We started playing in Sophia’s apartment when she felt comfortable enough with us. She cooked for us for almost every session in exchange for a boozy drink or two and the privilege of making our characters suffer. Frequently.
Yet we did not always meet for D&D. If Sophia was too busy to prep for a session or we just wanted to do something different, we would! Cards Against Humanity? Sure! We already knew that we were all horrible people anyhow. Indian food and karaoke? Absolutely! Nothing like locking yourself in a box with a mic and terrible singing to bond with someone. We even tried to get together and visit Tokyo’s only capybara and cat café! You know you’ve made friends if you are doing something that weird.
We also frequently chatted about video games before and after D&D and Lillie actually works for a fairly high-end studio. When the Tokyo Game Show rolled around, it made sense to go together! Lillie even brought her long-term Japanese boyfriend along and, while browsing the booths and demos, we managed to get the rather shy guy to come out of his shell a bit.
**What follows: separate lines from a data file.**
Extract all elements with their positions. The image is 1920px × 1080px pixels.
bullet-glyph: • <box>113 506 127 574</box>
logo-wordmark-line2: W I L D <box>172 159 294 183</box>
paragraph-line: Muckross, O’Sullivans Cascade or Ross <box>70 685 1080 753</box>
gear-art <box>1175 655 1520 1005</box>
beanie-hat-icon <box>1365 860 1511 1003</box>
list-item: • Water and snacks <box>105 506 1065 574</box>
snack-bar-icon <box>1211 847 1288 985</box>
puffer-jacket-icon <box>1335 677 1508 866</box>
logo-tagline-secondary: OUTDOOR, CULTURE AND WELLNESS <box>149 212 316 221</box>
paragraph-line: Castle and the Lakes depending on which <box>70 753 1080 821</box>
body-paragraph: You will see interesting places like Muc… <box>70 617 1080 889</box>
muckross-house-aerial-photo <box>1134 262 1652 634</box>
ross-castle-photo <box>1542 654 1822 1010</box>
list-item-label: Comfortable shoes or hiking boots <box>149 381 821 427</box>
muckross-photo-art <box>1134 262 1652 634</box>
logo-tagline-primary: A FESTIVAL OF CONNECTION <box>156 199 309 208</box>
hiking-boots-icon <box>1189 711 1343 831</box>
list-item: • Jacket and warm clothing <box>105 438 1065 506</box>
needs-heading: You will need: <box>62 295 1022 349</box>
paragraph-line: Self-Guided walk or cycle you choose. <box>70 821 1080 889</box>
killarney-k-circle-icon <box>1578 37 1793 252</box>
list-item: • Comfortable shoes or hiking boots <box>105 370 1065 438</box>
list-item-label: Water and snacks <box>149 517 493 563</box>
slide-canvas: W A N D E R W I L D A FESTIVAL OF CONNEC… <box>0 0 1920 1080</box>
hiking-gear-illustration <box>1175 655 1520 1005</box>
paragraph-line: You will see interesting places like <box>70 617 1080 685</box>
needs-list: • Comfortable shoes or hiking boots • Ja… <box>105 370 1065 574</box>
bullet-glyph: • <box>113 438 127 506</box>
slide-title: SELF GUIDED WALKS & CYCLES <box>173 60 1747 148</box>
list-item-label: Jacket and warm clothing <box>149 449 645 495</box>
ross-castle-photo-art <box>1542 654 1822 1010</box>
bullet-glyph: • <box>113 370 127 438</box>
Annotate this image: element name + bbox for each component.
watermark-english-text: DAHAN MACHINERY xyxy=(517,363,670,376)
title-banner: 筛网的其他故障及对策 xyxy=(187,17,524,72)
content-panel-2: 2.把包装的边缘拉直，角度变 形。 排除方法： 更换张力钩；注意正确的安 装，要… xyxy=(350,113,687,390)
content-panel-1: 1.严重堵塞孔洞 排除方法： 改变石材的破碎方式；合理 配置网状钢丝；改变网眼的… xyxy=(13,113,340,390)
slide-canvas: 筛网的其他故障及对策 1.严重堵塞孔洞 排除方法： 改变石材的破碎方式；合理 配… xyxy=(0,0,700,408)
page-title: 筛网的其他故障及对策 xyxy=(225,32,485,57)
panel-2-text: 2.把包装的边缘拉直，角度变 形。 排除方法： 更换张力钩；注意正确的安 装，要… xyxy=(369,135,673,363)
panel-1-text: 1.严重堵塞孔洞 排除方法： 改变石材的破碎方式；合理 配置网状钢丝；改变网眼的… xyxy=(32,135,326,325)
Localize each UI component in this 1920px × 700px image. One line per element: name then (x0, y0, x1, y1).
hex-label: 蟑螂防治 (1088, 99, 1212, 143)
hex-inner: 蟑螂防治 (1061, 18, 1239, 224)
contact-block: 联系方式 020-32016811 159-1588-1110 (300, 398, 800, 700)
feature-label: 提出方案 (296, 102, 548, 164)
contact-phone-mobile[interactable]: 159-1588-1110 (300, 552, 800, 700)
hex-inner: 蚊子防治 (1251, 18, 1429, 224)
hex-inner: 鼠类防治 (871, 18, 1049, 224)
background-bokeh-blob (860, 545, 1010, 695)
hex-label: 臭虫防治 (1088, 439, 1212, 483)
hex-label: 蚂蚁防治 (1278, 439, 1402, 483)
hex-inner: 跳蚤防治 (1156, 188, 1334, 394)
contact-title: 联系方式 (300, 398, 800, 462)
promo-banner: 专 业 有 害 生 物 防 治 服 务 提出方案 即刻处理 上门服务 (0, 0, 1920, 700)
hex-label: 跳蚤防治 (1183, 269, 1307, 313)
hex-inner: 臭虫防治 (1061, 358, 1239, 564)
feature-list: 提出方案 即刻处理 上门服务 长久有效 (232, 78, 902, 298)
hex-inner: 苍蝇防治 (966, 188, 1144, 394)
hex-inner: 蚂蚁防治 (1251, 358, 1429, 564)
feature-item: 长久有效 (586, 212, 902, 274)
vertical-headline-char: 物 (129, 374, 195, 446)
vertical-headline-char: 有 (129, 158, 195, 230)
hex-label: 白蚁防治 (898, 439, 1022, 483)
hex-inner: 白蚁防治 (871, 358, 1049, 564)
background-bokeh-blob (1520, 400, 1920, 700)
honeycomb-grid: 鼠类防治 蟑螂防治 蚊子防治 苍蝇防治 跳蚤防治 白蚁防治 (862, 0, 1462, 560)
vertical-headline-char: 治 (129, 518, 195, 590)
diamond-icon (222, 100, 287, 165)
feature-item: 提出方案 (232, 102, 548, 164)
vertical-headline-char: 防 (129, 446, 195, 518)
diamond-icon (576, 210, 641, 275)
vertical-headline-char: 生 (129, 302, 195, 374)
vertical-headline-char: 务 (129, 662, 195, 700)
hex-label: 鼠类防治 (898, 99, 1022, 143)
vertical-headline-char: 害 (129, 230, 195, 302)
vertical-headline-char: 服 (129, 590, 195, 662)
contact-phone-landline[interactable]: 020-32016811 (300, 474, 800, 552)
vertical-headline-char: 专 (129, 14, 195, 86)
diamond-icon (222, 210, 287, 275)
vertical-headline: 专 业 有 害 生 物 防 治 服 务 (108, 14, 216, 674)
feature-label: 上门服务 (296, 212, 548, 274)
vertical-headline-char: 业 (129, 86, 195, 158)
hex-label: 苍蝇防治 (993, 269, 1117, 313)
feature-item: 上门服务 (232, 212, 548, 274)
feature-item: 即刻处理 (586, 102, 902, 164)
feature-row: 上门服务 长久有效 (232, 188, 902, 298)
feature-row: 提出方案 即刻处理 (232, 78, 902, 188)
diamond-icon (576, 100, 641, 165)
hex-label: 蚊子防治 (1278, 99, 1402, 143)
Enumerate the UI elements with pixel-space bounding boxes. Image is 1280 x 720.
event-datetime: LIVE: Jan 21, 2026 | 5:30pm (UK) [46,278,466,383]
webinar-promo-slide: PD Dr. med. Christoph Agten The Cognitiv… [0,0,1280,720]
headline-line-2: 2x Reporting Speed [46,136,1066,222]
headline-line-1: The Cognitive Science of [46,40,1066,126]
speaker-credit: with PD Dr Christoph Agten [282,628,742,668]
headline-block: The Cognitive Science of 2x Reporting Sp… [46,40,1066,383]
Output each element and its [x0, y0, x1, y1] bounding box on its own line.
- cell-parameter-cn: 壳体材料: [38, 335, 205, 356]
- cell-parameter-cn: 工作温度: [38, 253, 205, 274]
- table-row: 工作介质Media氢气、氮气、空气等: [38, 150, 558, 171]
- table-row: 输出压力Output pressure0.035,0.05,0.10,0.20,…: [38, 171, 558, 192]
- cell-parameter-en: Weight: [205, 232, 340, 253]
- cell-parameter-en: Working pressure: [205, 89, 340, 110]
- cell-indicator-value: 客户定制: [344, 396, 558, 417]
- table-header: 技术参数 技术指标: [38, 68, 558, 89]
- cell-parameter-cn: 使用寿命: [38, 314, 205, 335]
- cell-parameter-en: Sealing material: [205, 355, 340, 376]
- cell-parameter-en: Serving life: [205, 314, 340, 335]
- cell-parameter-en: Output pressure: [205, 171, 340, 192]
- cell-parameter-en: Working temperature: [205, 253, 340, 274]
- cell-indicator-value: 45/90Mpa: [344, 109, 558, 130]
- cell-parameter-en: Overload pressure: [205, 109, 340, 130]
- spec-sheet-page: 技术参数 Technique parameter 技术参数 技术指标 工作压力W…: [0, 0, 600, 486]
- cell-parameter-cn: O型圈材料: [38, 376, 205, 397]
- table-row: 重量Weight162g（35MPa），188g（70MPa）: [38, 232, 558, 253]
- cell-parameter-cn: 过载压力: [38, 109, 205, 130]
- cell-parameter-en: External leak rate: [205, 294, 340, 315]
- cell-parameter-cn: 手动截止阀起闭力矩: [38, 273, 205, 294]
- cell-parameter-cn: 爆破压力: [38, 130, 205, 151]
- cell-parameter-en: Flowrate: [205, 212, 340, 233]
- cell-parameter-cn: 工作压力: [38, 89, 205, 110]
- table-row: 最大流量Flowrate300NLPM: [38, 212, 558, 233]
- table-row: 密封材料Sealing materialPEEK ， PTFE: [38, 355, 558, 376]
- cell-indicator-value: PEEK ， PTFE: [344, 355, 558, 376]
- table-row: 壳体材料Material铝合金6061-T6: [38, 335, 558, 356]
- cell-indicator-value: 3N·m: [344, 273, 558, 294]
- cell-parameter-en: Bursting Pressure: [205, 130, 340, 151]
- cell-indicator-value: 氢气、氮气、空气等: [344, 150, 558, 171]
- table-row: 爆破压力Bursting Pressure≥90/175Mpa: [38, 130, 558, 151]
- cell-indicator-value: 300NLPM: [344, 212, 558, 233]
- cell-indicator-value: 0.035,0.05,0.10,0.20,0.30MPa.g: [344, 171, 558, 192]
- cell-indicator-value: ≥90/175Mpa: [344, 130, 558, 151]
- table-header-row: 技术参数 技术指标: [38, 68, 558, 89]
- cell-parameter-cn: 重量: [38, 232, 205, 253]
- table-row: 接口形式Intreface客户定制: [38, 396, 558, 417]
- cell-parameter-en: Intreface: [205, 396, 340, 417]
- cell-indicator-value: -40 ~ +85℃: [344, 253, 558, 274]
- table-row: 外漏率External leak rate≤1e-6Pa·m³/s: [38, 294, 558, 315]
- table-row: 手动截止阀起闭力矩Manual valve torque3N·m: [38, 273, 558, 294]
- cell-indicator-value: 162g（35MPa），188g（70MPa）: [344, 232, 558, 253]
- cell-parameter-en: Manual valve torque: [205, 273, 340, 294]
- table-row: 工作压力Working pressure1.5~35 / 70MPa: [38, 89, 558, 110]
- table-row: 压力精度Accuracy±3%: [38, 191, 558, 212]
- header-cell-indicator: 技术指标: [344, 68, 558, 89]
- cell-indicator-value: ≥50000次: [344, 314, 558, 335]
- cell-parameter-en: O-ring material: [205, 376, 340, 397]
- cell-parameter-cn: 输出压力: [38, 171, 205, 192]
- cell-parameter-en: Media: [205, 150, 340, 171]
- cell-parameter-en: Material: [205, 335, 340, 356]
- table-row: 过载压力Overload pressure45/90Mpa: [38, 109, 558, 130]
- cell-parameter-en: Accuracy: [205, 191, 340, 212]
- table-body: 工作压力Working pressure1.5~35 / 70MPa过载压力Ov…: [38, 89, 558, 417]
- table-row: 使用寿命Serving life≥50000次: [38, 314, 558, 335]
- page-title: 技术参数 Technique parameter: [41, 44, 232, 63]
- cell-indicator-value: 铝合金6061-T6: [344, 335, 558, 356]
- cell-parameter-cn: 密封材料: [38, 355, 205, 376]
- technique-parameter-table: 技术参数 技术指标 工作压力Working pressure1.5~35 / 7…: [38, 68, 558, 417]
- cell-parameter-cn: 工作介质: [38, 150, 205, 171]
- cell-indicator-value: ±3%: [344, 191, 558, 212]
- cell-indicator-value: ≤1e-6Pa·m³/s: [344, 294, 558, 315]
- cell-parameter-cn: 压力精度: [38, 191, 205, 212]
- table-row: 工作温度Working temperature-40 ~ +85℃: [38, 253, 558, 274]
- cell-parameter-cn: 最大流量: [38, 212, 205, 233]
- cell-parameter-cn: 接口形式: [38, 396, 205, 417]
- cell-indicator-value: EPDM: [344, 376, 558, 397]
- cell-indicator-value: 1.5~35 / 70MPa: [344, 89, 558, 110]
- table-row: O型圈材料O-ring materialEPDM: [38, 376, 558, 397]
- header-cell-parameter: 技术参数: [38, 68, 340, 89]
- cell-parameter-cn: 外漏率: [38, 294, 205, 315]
This event led to a small Halloween party with the happy couple and their friends inviting us along. Card games, drinking, and terrifying ourselves with Resident Evil VII (aka Biohazard VII) loosened lips and opened hearts between people we had never met before that night.
Frankly, by the end of the year, I was fairly crushed to say goodbye to these goofballs. Collaborating, creating, pranking each other, and weaving a story in our heads drew us closer than many others that I have called “friends.” We introduced each other to our outside friends, expanding our network, our community. We supported each other when things got rough at work or university or when the Coronavirus hit and drove several of us back to our home countries.
We also had no idea that the others even existed before we started playing D&D together.
Bars, parties, clubs, yeah, those are nice. They’re fun, but they’re not the best place to make a community in a new home. Work? You might find some people there to hang out with if you’re lucky. If you really want to make friends, though, if you really want to find people who will hold you up when everything else is trying to tear you down, stick to your guns. If there is something you love or simply enjoy, find other people who feel the same! Find people you can share that with. For me, that was D&D and gaming. For others, it could be hiking, or music, or books. It could be anything!
Those you meet may not always be your kind of people, but eventually you will find someone to make you feel less alone in an overwhelming world. That’s how you make a community for yourself. That’s how you turn a new place to live into a home.